Assistant District Attorney Trevor Schenk and Hubbard's defense attorney Tim Cotton said they agreed with the terms of the agreement.

But Wilking cautioned Hubbard to adhere to the terms of probation or else he will serve the prison term as part of his plea agreement. Those terms include successfully completing probation, not using alcohol or controlled substances unless prescribed, not breaking any laws, being employed or in school, submitting to drug and alcohol testing, and participating in a substance abuse treatment program.

Hubbard had been free on bond.

The case started April 4 when Casper police officers arrived at Hubbard's apartment for a report of a family fight. A woman at the scene reportedly told police Hubbard had syringes and methamphetamine in the apartment, according to court records.

She said a child had been inside the apartment with Hubbard while he was allegedly using methamphetamine.

As officers approached the apartment, the woman who called police handed them a black binocular case with two syringes sticking out.
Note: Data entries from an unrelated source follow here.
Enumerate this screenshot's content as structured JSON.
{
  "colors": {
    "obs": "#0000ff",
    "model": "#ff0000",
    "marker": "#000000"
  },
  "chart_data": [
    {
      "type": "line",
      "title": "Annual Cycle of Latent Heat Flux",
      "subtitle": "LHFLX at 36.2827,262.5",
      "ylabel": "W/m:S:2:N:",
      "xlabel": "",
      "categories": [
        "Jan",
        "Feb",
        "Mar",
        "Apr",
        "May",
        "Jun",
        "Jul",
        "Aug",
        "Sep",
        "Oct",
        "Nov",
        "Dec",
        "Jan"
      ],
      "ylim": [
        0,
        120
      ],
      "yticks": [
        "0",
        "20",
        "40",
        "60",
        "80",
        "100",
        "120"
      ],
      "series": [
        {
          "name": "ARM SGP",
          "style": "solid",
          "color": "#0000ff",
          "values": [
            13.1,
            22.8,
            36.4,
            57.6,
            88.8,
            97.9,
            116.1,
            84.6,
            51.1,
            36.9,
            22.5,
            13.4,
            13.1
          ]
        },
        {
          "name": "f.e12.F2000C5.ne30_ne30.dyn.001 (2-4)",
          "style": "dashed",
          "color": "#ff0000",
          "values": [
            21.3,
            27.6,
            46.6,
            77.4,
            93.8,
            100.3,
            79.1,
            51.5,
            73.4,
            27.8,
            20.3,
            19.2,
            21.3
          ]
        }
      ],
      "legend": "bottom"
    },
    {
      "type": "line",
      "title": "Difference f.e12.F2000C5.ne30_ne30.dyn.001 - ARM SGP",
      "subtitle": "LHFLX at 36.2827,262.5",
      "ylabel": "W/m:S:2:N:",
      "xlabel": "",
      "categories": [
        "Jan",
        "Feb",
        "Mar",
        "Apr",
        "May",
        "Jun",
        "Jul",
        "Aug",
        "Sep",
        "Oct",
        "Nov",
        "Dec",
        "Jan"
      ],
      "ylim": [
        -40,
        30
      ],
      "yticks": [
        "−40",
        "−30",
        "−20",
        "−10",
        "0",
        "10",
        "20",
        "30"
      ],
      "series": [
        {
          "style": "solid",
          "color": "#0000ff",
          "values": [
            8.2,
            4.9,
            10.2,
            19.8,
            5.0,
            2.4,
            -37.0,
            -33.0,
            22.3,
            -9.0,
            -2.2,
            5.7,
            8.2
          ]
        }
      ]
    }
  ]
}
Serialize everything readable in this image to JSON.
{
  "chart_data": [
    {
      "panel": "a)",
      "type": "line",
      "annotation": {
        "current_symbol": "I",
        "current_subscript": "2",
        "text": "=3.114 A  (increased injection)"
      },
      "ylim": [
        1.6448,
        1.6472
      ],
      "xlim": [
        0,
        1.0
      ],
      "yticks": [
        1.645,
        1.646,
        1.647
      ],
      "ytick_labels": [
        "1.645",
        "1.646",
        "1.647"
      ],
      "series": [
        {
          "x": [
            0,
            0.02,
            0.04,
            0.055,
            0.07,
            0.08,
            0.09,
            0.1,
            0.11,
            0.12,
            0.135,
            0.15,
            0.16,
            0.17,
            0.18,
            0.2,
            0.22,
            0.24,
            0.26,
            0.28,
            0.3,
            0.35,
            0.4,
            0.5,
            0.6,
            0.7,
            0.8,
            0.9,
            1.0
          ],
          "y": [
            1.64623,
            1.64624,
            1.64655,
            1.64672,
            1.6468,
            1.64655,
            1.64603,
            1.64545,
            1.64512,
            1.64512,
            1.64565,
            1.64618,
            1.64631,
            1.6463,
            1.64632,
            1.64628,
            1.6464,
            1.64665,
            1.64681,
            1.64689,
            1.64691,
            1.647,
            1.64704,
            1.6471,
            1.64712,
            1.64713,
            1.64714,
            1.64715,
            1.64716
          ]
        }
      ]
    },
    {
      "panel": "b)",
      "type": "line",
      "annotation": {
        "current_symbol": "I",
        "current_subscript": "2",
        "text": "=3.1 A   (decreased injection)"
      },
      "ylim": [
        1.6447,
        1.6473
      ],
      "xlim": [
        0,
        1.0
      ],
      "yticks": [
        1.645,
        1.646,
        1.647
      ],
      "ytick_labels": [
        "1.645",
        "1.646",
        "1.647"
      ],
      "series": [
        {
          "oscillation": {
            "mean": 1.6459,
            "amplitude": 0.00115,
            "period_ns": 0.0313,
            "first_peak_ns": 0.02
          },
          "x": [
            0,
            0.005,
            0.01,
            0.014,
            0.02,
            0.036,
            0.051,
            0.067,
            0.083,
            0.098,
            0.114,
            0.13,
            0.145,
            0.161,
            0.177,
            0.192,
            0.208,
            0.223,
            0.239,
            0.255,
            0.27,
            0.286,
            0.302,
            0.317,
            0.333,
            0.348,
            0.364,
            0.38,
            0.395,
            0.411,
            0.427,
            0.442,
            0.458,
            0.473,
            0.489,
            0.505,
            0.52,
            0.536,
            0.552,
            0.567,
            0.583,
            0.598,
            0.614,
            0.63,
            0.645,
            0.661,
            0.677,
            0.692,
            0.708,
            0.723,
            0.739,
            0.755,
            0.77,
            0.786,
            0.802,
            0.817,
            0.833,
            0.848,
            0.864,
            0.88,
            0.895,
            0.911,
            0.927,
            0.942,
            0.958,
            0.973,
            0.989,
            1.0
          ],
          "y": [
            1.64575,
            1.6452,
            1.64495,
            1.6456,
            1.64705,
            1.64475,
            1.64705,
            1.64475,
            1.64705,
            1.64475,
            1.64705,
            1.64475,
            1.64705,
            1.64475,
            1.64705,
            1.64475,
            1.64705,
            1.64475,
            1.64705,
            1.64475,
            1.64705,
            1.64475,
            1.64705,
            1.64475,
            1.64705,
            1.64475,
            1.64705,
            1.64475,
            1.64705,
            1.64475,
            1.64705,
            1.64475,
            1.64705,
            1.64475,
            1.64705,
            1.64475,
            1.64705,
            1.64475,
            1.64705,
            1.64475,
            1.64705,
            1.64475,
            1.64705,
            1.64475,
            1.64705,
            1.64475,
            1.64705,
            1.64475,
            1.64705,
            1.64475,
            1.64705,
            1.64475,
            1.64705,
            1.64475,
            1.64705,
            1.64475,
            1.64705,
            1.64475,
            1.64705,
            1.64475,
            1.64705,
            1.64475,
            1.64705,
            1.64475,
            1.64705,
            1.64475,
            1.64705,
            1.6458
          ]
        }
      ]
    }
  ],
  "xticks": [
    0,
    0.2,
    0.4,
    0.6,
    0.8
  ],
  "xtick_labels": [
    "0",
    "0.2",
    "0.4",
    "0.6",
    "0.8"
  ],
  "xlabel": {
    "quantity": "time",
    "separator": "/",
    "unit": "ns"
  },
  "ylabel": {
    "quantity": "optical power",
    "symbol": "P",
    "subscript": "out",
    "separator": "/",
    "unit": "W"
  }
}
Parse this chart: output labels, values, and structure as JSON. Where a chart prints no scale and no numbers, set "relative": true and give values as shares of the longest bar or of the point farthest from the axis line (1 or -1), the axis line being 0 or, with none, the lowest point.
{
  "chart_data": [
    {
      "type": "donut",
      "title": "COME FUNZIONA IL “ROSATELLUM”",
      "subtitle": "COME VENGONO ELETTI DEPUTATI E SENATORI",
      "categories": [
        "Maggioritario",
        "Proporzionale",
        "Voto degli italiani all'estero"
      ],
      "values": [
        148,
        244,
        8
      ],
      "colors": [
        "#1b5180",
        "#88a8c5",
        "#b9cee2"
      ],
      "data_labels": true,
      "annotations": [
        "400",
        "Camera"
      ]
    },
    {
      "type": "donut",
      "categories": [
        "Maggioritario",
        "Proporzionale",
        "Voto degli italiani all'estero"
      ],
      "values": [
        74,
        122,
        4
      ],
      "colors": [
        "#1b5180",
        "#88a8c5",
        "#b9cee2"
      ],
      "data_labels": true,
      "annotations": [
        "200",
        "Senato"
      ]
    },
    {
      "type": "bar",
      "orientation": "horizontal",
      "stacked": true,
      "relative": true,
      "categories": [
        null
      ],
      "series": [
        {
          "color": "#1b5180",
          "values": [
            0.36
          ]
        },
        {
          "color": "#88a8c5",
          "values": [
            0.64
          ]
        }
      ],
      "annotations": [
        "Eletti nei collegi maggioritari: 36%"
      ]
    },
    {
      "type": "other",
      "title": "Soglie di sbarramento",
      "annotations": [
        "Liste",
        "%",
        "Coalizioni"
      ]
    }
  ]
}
The woman then handed officers a plastic bag containing needles, with several used needles reportedly atop the plastic bag. One of the needles contained a "reddish tinted liquid."

The woman reportedly told officers Hubbard was high on meth.

She said she had recently arrived at the apartment to find the front door unlocked. She entered to find the child in his bedroom and reportedly saw Hubbard in the main bedroom with a needle in his arm, about to "shoot up."

She knew it was meth because "that was what he does." The Wyoming Department of Family Services was presently involved in an open case because of drug use, according to court documents.

After the woman arrived, the child reportedly went to the main apartment office and told the property manager "he was scared." They called 911.

The woman said she told Hubbard she was sick of his habit before retrieving a box of drug paraphernalia, intending to call police.

The children were taken into protective custody.

Officers wrote in an affidavit that small plastic bags with methamphetamine were atop the toilet in the bathroom and were easily accessible to children.